Lebih jauh lagi, oleh pemerintah pengangguran ditetapkan sebagai salah satu penyebab utama dari kesenjangan sosial. Entah itu ditinjau dari sudut pandang ekonomi, pendidikan, atau politik, pengangguran rupanya telah menjadi tokoh antagonis dengan penghargaan pemeran terbaik dalam sandiwara hidup kebangsaan yang antah-berantah.

Bahkan, jika Indonesia ini benar-benar akan menghadapi perang dunia ketiga, cukup bagi pemerintah mengumpulkan para pengangguran dari sabang sampai merauke untuk dijadikan perajurit berani mati (namun takut lapar) yang ditempatkan pada garis perang paling depan. Tanpa harus dibayar, tanpa di iming-imingi pekerjaan layak.

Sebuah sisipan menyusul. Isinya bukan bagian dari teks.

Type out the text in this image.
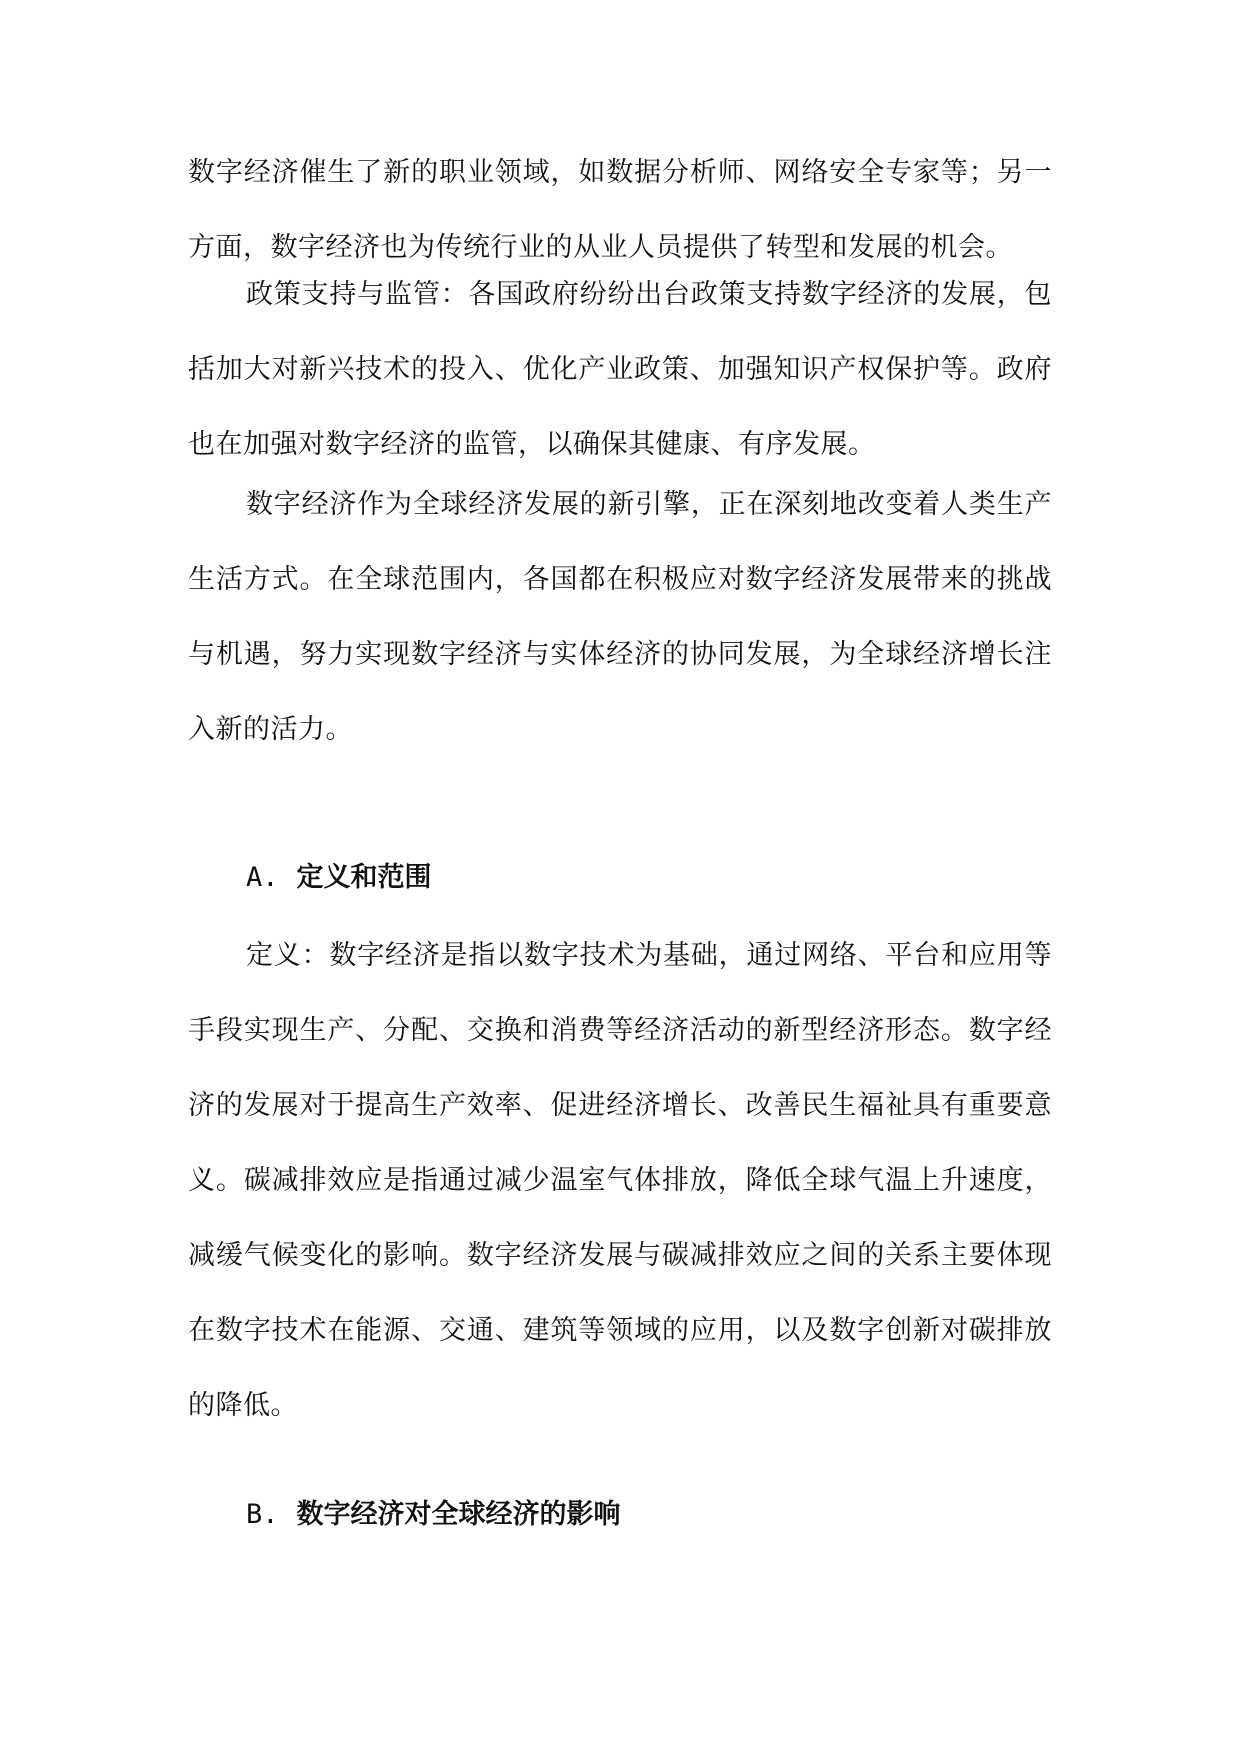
数字经济催生了新的职业领域，如数据分析师、网络安全专家等；另一方面，数字经济也为传统行业的从业人员提供了转型和发展的机会。

政策支持与监管：各国政府纷纷出台政策支持数字经济的发展，包括加大对新兴技术的投入、优化产业政策、加强知识产权保护等。政府也在加强对数字经济的监管，以确保其健康、有序发展。

数字经济作为全球经济发展的新引擎，正在深刻地改变着人类生产生活方式。在全球范围内，各国都在积极应对数字经济发展带来的挑战与机遇，努力实现数字经济与实体经济的协同发展，为全球经济增长注入新的活力。

A. 定义和范围

定义：数字经济是指以数字技术为基础，通过网络、平台和应用等手段实现生产、分配、交换和消费等经济活动的新型经济形态。数字经济的发展对于提高生产效率、促进经济增长、改善民生福祉具有重要意义。碳减排效应是指通过减少温室气体排放，降低全球气温上升速度，减缓气候变化的影响。数字经济发展与碳减排效应之间的关系主要体现在数字技术在能源、交通、建筑等领域的应用，以及数字创新对碳排放的降低。

B. 数字经济对全球经济的影响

Karena baginya sudah tidak ada yang diperjuangkan lagi didunia ini selain kehormatan. Dan dari pada mati dalam keadaan hina karena pengangguran, lebih baik mendapatkan kehormatan dari sejarah lantaran gugur dalam membela tanah air.

Menurut wikipedia, Pengangguran atau dalam bahasa lain adalah Tuna Karya diartikan sebagai Orang yang tidak bekerja sama sekali; sedang mencari kerja; bekerja kurang dari dua hari selama seminggu; atau seseorang yang sedang berusaha mendapatkan pekerjaan yang layak. Siapapun dia, tak mengenal dari suku apa dan bertempat tinggal dimana, jika termasuk dalam pengertian diatas, jangan ragu-ragu untuk menyebutnya pengangguran.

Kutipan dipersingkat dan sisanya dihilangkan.